While progress is lagging in most places, three areas in particular – cement production, steel making and efforts to place a fee on carbon emissions – are stagnating, the report found. A further three – emissions from agriculture, the share of trips made by cars and the deforestation rate – are moving in the wrong direction.

“We need complete u-turns from these areas,” said Levin. “With climate change you can’t just head in the right direction, you need to do it at pace. Without that, we will reach disastrous tipping points.”

There is little optimism that countries will make the required commitments to salvage this situation at the Glasgow talks, known as Cop26, with Boris Johnson, the British prime minister, admitting it is “touch and go” whether the required action will be taken. John Kerry, who is Joe Biden’s climate envoy, has said there will likely be “gaps” in emissions-cutting plans put forward by governments.

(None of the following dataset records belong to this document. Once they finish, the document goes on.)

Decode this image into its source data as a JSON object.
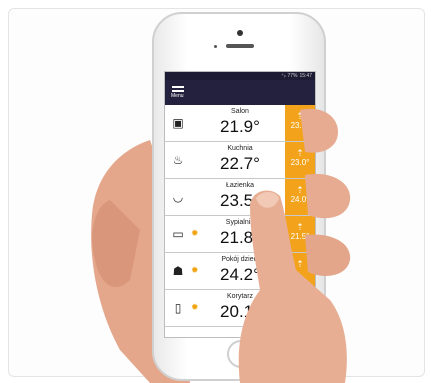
{
  "status_bar": {
    "signal": "⁺ᵢₗ",
    "battery": "77%",
    "time": "15:47"
  },
  "header": {
    "menu_label": "Menu"
  },
  "rooms": [
    {
      "name": "Salon",
      "temperature": "21.9°",
      "setpoint": "23.0°",
      "icon": "monitor-icon"
    },
    {
      "name": "Kuchnia",
      "temperature": "22.7°",
      "setpoint": "23.0°",
      "icon": "chef-icon"
    },
    {
      "name": "Łazienka",
      "temperature": "23.5°",
      "setpoint": "24.0°",
      "icon": "bathtub-icon"
    },
    {
      "name": "Sypialnia",
      "temperature": "21.8°",
      "setpoint": "21.5°",
      "icon": "bed-icon",
      "heating": true
    },
    {
      "name": "Pokój dzieci",
      "temperature": "24.2°",
      "setpoint": "",
      "icon": "children-icon",
      "heating": true
    },
    {
      "name": "Korytarz",
      "temperature": "20.1°",
      "setpoint": "",
      "icon": "door-icon",
      "heating": true
    }
  ],
  "colors": {
    "accent": "#f2a31b",
    "header": "#23213d"
  }
}
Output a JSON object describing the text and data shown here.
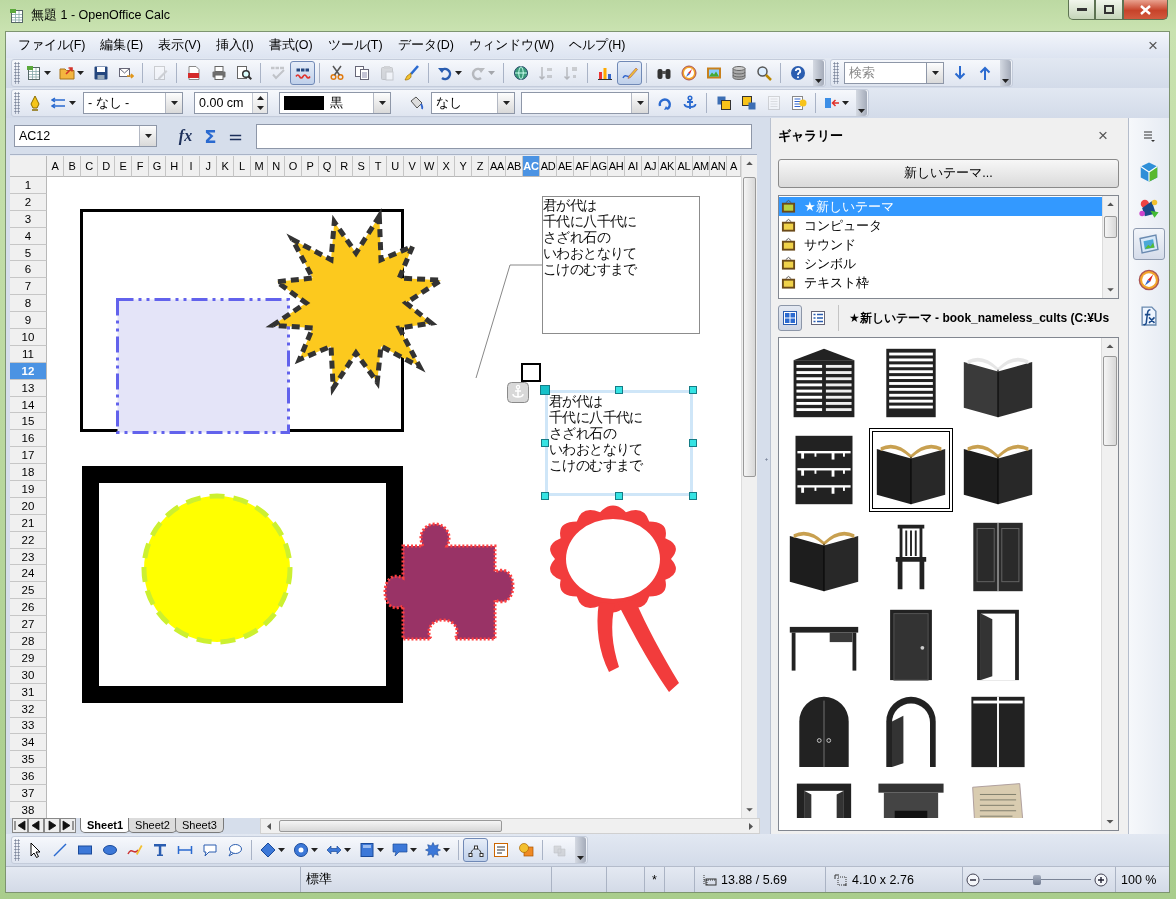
{
  "window": {
    "title": "無題 1 - OpenOffice Calc"
  },
  "menu_bar": {
    "items": [
      "ファイル(F)",
      "編集(E)",
      "表示(V)",
      "挿入(I)",
      "書式(O)",
      "ツール(T)",
      "データ(D)",
      "ウィンドウ(W)",
      "ヘルプ(H)"
    ],
    "close": "×"
  },
  "standard_toolbar": {
    "groups": [
      [
        {
          "kind": "new",
          "on": false,
          "disabled": false,
          "dropdown": true
        },
        {
          "kind": "open",
          "on": false,
          "disabled": false,
          "dropdown": true
        },
        {
          "kind": "save",
          "on": false,
          "disabled": false
        },
        {
          "kind": "email",
          "on": false,
          "disabled": false
        }
      ],
      [
        {
          "kind": "edit",
          "on": false,
          "disabled": true
        }
      ],
      [
        {
          "kind": "pdf",
          "on": false,
          "disabled": false
        },
        {
          "kind": "print",
          "on": false,
          "disabled": false
        },
        {
          "kind": "preview",
          "on": false,
          "disabled": false
        }
      ],
      [
        {
          "kind": "spellcheck",
          "on": false,
          "disabled": true
        },
        {
          "kind": "autospell",
          "on": true,
          "disabled": false
        }
      ],
      [
        {
          "kind": "cut",
          "on": false,
          "disabled": false
        },
        {
          "kind": "copy",
          "on": false,
          "disabled": false
        },
        {
          "kind": "paste",
          "on": false,
          "disabled": true
        },
        {
          "kind": "brush",
          "on": false,
          "disabled": false
        }
      ],
      [
        {
          "kind": "undo",
          "on": false,
          "disabled": false,
          "dropdown": true
        },
        {
          "kind": "redo",
          "on": false,
          "disabled": true,
          "dropdown": true
        }
      ],
      [
        {
          "kind": "hyperlink",
          "on": false,
          "disabled": false
        },
        {
          "kind": "sortasc",
          "on": false,
          "disabled": true
        },
        {
          "kind": "sortdesc",
          "on": false,
          "disabled": true
        }
      ],
      [
        {
          "kind": "chart",
          "on": false,
          "disabled": false
        },
        {
          "kind": "draw",
          "on": true,
          "disabled": false
        }
      ],
      [
        {
          "kind": "find",
          "on": false,
          "disabled": false
        },
        {
          "kind": "navigator",
          "on": false,
          "disabled": false
        },
        {
          "kind": "gallery",
          "on": false,
          "disabled": false
        },
        {
          "kind": "database",
          "on": false,
          "disabled": false
        },
        {
          "kind": "zoom",
          "on": false,
          "disabled": false
        }
      ],
      [
        {
          "kind": "help",
          "on": false,
          "disabled": false
        }
      ]
    ]
  },
  "find_toolbar": {
    "search": {
      "placeholder": "検索"
    },
    "tools": [
      {
        "kind": "next",
        "on": false,
        "disabled": false
      },
      {
        "kind": "previous",
        "on": false,
        "disabled": false
      }
    ]
  },
  "object_toolbar": {
    "groups": [
      [
        {
          "kind": "linestyle",
          "on": false,
          "disabled": false
        },
        {
          "kind": "arrowstyle",
          "on": false,
          "disabled": false,
          "dropdown": true
        },
        {
          "kind": "select",
          "value": "- なし -"
        },
        {
          "kind": "spinner",
          "value": "0.00 cm"
        },
        {
          "kind": "colorselect",
          "value": "黒",
          "color": "#000000"
        },
        {
          "kind": "area",
          "on": false,
          "disabled": false
        },
        {
          "kind": "select",
          "value": "なし"
        },
        {
          "kind": "select"
        },
        {
          "kind": "rotate",
          "on": false,
          "disabled": false
        },
        {
          "kind": "anchor",
          "on": false,
          "disabled": false
        }
      ],
      [
        {
          "kind": "front",
          "on": false,
          "disabled": false
        },
        {
          "kind": "back",
          "on": false,
          "disabled": false
        },
        {
          "kind": "wrapoff",
          "on": false,
          "disabled": true
        },
        {
          "kind": "wrap",
          "on": false,
          "disabled": false
        }
      ],
      [
        {
          "kind": "align",
          "on": false,
          "disabled": false,
          "dropdown": true
        }
      ]
    ]
  },
  "formula_bar": {
    "name_box": "AC12",
    "buttons": [
      "fx",
      "Σ",
      "="
    ]
  },
  "sheet": {
    "columns": [
      {
        "label": "A",
        "selected": false
      },
      {
        "label": "B",
        "selected": false
      },
      {
        "label": "C",
        "selected": false
      },
      {
        "label": "D",
        "selected": false
      },
      {
        "label": "E",
        "selected": false
      },
      {
        "label": "F",
        "selected": false
      },
      {
        "label": "G",
        "selected": false
      },
      {
        "label": "H",
        "selected": false
      },
      {
        "label": "I",
        "selected": false
      },
      {
        "label": "J",
        "selected": false
      },
      {
        "label": "K",
        "selected": false
      },
      {
        "label": "L",
        "selected": false
      },
      {
        "label": "M",
        "selected": false
      },
      {
        "label": "N",
        "selected": false
      },
      {
        "label": "O",
        "selected": false
      },
      {
        "label": "P",
        "selected": false
      },
      {
        "label": "Q",
        "selected": false
      },
      {
        "label": "R",
        "selected": false
      },
      {
        "label": "S",
        "selected": false
      },
      {
        "label": "T",
        "selected": false
      },
      {
        "label": "U",
        "selected": false
      },
      {
        "label": "V",
        "selected": false
      },
      {
        "label": "W",
        "selected": false
      },
      {
        "label": "X",
        "selected": false
      },
      {
        "label": "Y",
        "selected": false
      },
      {
        "label": "Z",
        "selected": false
      },
      {
        "label": "AA",
        "selected": false
      },
      {
        "label": "AB",
        "selected": false
      },
      {
        "label": "AC",
        "selected": true
      },
      {
        "label": "AD",
        "selected": false
      },
      {
        "label": "AE",
        "selected": false
      },
      {
        "label": "AF",
        "selected": false
      },
      {
        "label": "AG",
        "selected": false
      },
      {
        "label": "AH",
        "selected": false
      },
      {
        "label": "AI",
        "selected": false
      },
      {
        "label": "AJ",
        "selected": false
      },
      {
        "label": "AK",
        "selected": false
      },
      {
        "label": "AL",
        "selected": false
      },
      {
        "label": "AM",
        "selected": false
      },
      {
        "label": "AN",
        "selected": false
      },
      {
        "label": "A",
        "selected": false
      }
    ],
    "rows": [
      {
        "label": "1",
        "selected": false
      },
      {
        "label": "2",
        "selected": false
      },
      {
        "label": "3",
        "selected": false
      },
      {
        "label": "4",
        "selected": false
      },
      {
        "label": "5",
        "selected": false
      },
      {
        "label": "6",
        "selected": false
      },
      {
        "label": "7",
        "selected": false
      },
      {
        "label": "8",
        "selected": false
      },
      {
        "label": "9",
        "selected": false
      },
      {
        "label": "10",
        "selected": false
      },
      {
        "label": "11",
        "selected": false
      },
      {
        "label": "12",
        "selected": true
      },
      {
        "label": "13",
        "selected": false
      },
      {
        "label": "14",
        "selected": false
      },
      {
        "label": "15",
        "selected": false
      },
      {
        "label": "16",
        "selected": false
      },
      {
        "label": "17",
        "selected": false
      },
      {
        "label": "18",
        "selected": false
      },
      {
        "label": "19",
        "selected": false
      },
      {
        "label": "20",
        "selected": false
      },
      {
        "label": "21",
        "selected": false
      },
      {
        "label": "22",
        "selected": false
      },
      {
        "label": "23",
        "selected": false
      },
      {
        "label": "24",
        "selected": false
      },
      {
        "label": "25",
        "selected": false
      },
      {
        "label": "26",
        "selected": false
      },
      {
        "label": "27",
        "selected": false
      },
      {
        "label": "28",
        "selected": false
      },
      {
        "label": "29",
        "selected": false
      },
      {
        "label": "30",
        "selected": false
      },
      {
        "label": "31",
        "selected": false
      },
      {
        "label": "32",
        "selected": false
      },
      {
        "label": "33",
        "selected": false
      },
      {
        "label": "34",
        "selected": false
      },
      {
        "label": "35",
        "selected": false
      },
      {
        "label": "36",
        "selected": false
      },
      {
        "label": "37",
        "selected": false
      },
      {
        "label": "38",
        "selected": false
      }
    ]
  },
  "canvas": {
    "text_boxes": [
      {
        "kind": "callout",
        "lines": [
          "君が代は",
          "千代に八千代に",
          "さざれ石の",
          "いわおとなりて",
          "こけのむすまで"
        ],
        "selected": false
      },
      {
        "kind": "plain",
        "lines": [
          "君が代は",
          "千代に八千代に",
          "さざれ石の",
          "いわおとなりて",
          "こけのむすまで"
        ],
        "selected": true
      }
    ]
  },
  "sheet_tabs": [
    {
      "label": "Sheet1",
      "selected": true
    },
    {
      "label": "Sheet2",
      "selected": false
    },
    {
      "label": "Sheet3",
      "selected": false
    }
  ],
  "gallery": {
    "title": "ギャラリー",
    "close": "×",
    "new_theme": "新しいテーマ...",
    "themes": [
      {
        "label": "★新しいテーマ",
        "selected": true
      },
      {
        "label": "コンピュータ",
        "selected": false
      },
      {
        "label": "サウンド",
        "selected": false
      },
      {
        "label": "シンボル",
        "selected": false
      },
      {
        "label": "テキスト枠",
        "selected": false
      }
    ],
    "view_modes": [
      {
        "kind": "icons",
        "selected": true
      },
      {
        "kind": "details",
        "selected": false
      }
    ],
    "caption": "★新しいテーマ - book_nameless_cults (C:¥Us",
    "items": [
      {
        "kind": "tower",
        "selected": false
      },
      {
        "kind": "building",
        "selected": false
      },
      {
        "kind": "book",
        "selected": false
      },
      {
        "kind": "bookcase",
        "selected": false
      },
      {
        "kind": "tome",
        "selected": true
      },
      {
        "kind": "tome",
        "selected": false
      },
      {
        "kind": "tome",
        "selected": false
      },
      {
        "kind": "chair",
        "selected": false
      },
      {
        "kind": "cabinet",
        "selected": false
      },
      {
        "kind": "desk",
        "selected": false
      },
      {
        "kind": "door",
        "selected": false
      },
      {
        "kind": "opendoor",
        "selected": false
      },
      {
        "kind": "archdoor",
        "selected": false
      },
      {
        "kind": "archopen",
        "selected": false
      },
      {
        "kind": "wardrobe",
        "selected": false
      },
      {
        "kind": "doorway",
        "selected": false
      },
      {
        "kind": "fireplace",
        "selected": false
      },
      {
        "kind": "paper",
        "selected": false
      }
    ]
  },
  "sidebar": {
    "tabs": [
      {
        "kind": "properties",
        "selected": false
      },
      {
        "kind": "styles",
        "selected": false
      },
      {
        "kind": "gallery",
        "selected": true
      },
      {
        "kind": "navigator",
        "selected": false
      },
      {
        "kind": "functions",
        "selected": false
      }
    ]
  },
  "drawing_toolbar": {
    "groups": [
      [
        {
          "kind": "pointer",
          "on": false,
          "disabled": false
        },
        {
          "kind": "line",
          "on": false,
          "disabled": false
        },
        {
          "kind": "rect",
          "on": false,
          "disabled": false
        },
        {
          "kind": "ellipse",
          "on": false,
          "disabled": false
        },
        {
          "kind": "freeform",
          "on": false,
          "disabled": false
        },
        {
          "kind": "text",
          "on": false,
          "disabled": false
        },
        {
          "kind": "dimension",
          "on": false,
          "disabled": false
        },
        {
          "kind": "callout",
          "on": false,
          "disabled": false
        },
        {
          "kind": "legend",
          "on": false,
          "disabled": false
        }
      ],
      [
        {
          "kind": "basic",
          "on": false,
          "disabled": false,
          "dropdown": true
        },
        {
          "kind": "symbol",
          "on": false,
          "disabled": false,
          "dropdown": true
        },
        {
          "kind": "blockarrow",
          "on": false,
          "disabled": false,
          "dropdown": true
        },
        {
          "kind": "flowchart",
          "on": false,
          "disabled": false,
          "dropdown": true
        },
        {
          "kind": "callouts",
          "on": false,
          "disabled": false,
          "dropdown": true
        },
        {
          "kind": "stars",
          "on": false,
          "disabled": false,
          "dropdown": true
        }
      ],
      [
        {
          "kind": "points",
          "on": true,
          "disabled": false
        },
        {
          "kind": "fontwork",
          "on": false,
          "disabled": false
        },
        {
          "kind": "shapes",
          "on": false,
          "disabled": false
        }
      ],
      [
        {
          "kind": "extrusion",
          "on": false,
          "disabled": true
        }
      ]
    ]
  },
  "status_bar": {
    "style": "標準",
    "modified": "*",
    "position": "13.88 / 5.69",
    "size": "4.10 x 2.76",
    "zoom": {
      "level": 0.5,
      "reading": "100 %"
    }
  }
}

Should the world breach 1.5C in global heating, the planet will be hit by an increasing frequency of deadly heatwaves, ruinous storms, disastrous flooding and crop failures, wiping trillions of dollars from economic activity and forcing the displacement of millions of people.

António Guterres, secretary general of the UN, has warned the world is risking a “hellish future” through its lack of urgency to confront the crisis.

“We have the technology for the majority of these areas to decarbonize,” said Bill Hare, chief executive of Climate Analytics, an organization that provided input to the new report. “What we need is political will, and for governments to catch up with the opportunity this transition will bring for their economies.”